The decision by the insurgent Nationalist Socialist Council of Nagalim (Isak-Muivah faction) to re-engage in talks with the Union government, conditionally, on the basis of the Framework Agreement signed in August 2015, is a welcome one. This breaks a deadlock that has persisted in talks since October 2019, which was set as a deadline for the peace accord. The possibility of a resumption of talks received a boost last week when the NSCN(I-M) and other Naga groups represented in the Naga National Political Groups (NNPGs) pledged in a joint statement to “overcome the cynicism” and that they are “committed to a dialogue in order to move forward” the talks for an accord. With a group of legislators and Ministers from the State meeting up with the NSCN(I-M)’s representatives — a step that has borne fruit — the stage is now set to take forward the talks, a process that seems to have been put on the backburner in October 2019. The Centre and the NSCN(I-M) must review what went wrong since the Framework Agreement was reached in 2015 and the complexities that have remained since the landmark ceasefire agreement that was signed between the two parties in 1997.
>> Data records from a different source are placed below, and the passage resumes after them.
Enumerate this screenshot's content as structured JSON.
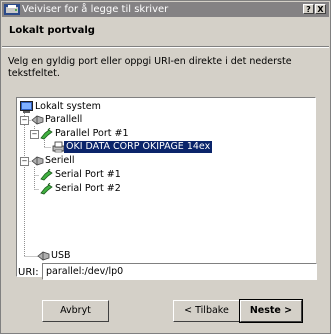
{
  "window": {
    "title": "Veiviser for å legge til skriver",
    "help_button": "?",
    "close_button": "X"
  },
  "header": {
    "title": "Lokalt portvalg"
  },
  "description": "Velg en gyldig port eller oppgi URI-en direkte i det nederste tekstfeltet.",
  "tree": {
    "root": "Lokalt system",
    "parallel": "Parallell",
    "parallel_port_1": "Parallel Port #1",
    "printer": "OKI DATA CORP OKIPAGE 14ex",
    "serial": "Seriell",
    "serial_port_1": "Serial Port #1",
    "serial_port_2": "Serial Port #2",
    "usb": "USB",
    "expander_parallel": "−",
    "expander_port": "−",
    "expander_serial": "−"
  },
  "uri": {
    "label": "URI:",
    "value": "parallel:/dev/lp0"
  },
  "buttons": {
    "cancel": "Avbryt",
    "back": "< Tilbake",
    "next": "Neste >"
  }
}
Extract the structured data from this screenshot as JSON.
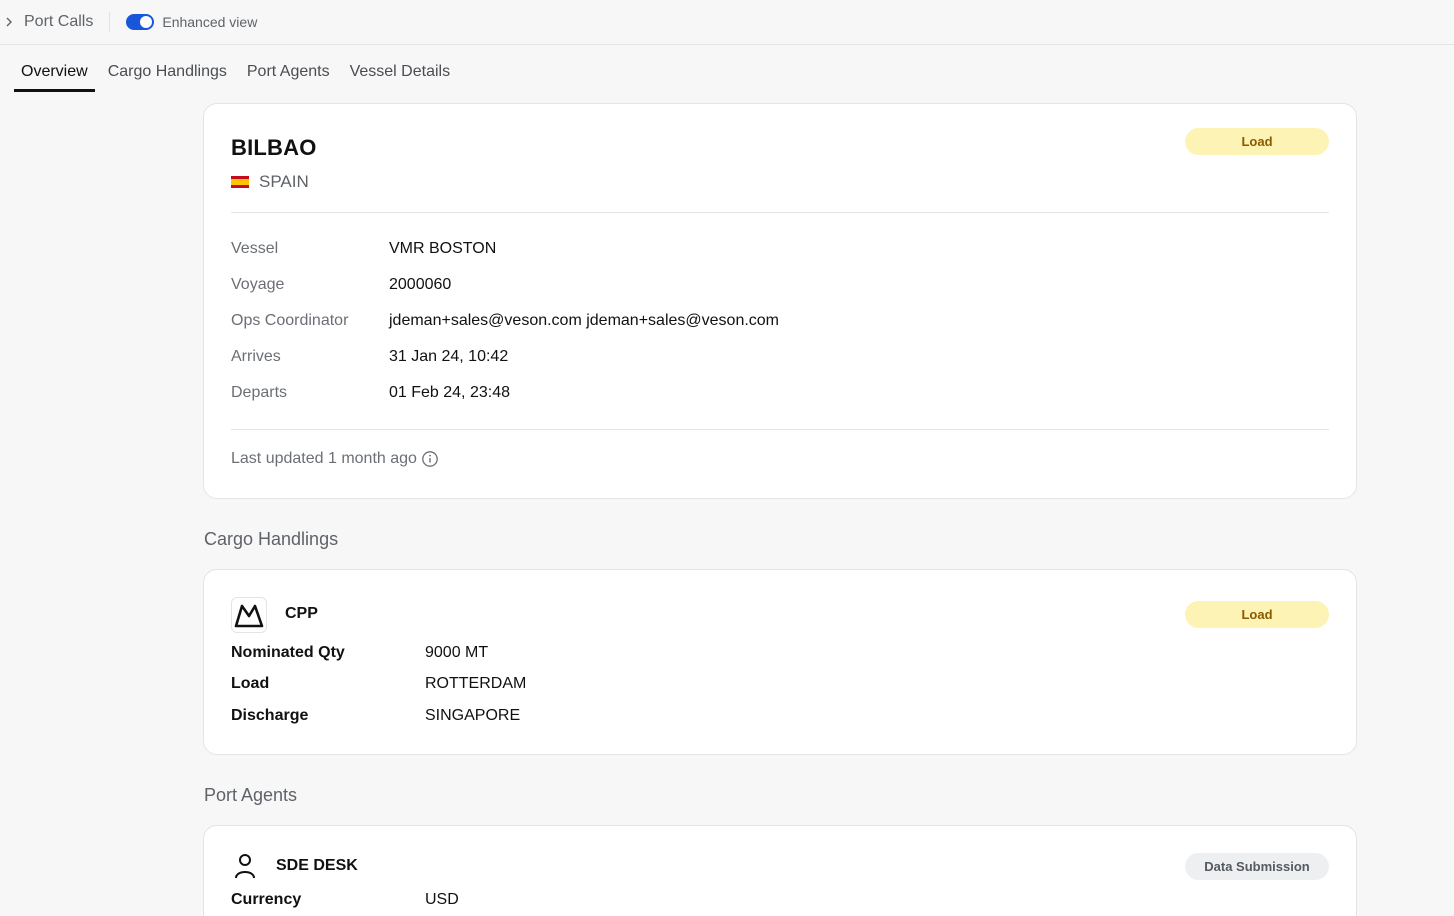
{
  "breadcrumb": {
    "label": "Port Calls"
  },
  "enhanced_view": {
    "label": "Enhanced view",
    "on": true
  },
  "tabs": [
    {
      "label": "Overview",
      "active": true
    },
    {
      "label": "Cargo Handlings",
      "active": false
    },
    {
      "label": "Port Agents",
      "active": false
    },
    {
      "label": "Vessel Details",
      "active": false
    }
  ],
  "port": {
    "name": "BILBAO",
    "country": "SPAIN",
    "badge": "Load",
    "fields": [
      {
        "key": "Vessel",
        "value": "VMR BOSTON"
      },
      {
        "key": "Voyage",
        "value": "2000060"
      },
      {
        "key": "Ops Coordinator",
        "value": "jdeman+sales@veson.com jdeman+sales@veson.com"
      },
      {
        "key": "Arrives",
        "value": "31 Jan 24, 10:42"
      },
      {
        "key": "Departs",
        "value": "01 Feb 24, 23:48"
      }
    ],
    "last_updated": "Last updated 1 month ago"
  },
  "cargo_section": {
    "title": "Cargo Handlings",
    "item": {
      "name": "CPP",
      "badge": "Load",
      "icon": "cargo-mountain-icon",
      "fields": [
        {
          "key": "Nominated Qty",
          "value": "9000 MT"
        },
        {
          "key": "Load",
          "value": "ROTTERDAM"
        },
        {
          "key": "Discharge",
          "value": "SINGAPORE"
        }
      ]
    }
  },
  "agents_section": {
    "title": "Port Agents",
    "item": {
      "name": "SDE DESK",
      "badge": "Data Submission",
      "icon": "person-icon",
      "fields": [
        {
          "key": "Currency",
          "value": "USD"
        }
      ]
    }
  },
  "colors": {
    "accent": "#1a56db",
    "load_badge_bg": "#fdf3b4",
    "load_badge_text": "#8a5a00",
    "gray_badge_bg": "#eeeff0"
  }
}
One key factor preventing a comprehensive peace accord has been the splintered nature of the Naga insurgency and the need for the Centre to deal with groups other than the NSCN(I-M). But the insurgency as a whole has weakened considerably over time and this has paved the way for talks to a negotiated accord. Second, the demands related to the greater “Nagalim”, made by the NSCN(I-M) apart from other rebels would have implications in other States, and this has complicated negotiations. Any agreement would have to be careful about not changing the boundaries of the existing States in the country as doing so could spark conflagrations in other North-east States where inter-ethnic relations remain volatile. While the machinations by the Centre in getting a deal done, especially the secretive nature of the talks, have played a part in the deadlock in talks, it is clear that the obdurate and intransigent demand for a separate flag and a Naga constitution by the NSCN(I-M) has been a stumbling block as well. The spat between the former Governor and interlocutor R.N. Ravi and the NSCN(I-M) also did not help matters. The differences of opinion on the aforementioned issues need to be dealt with directly by the representatives of the Naga groups and the Government. It is not enough to promise a solution for the sake of publicity.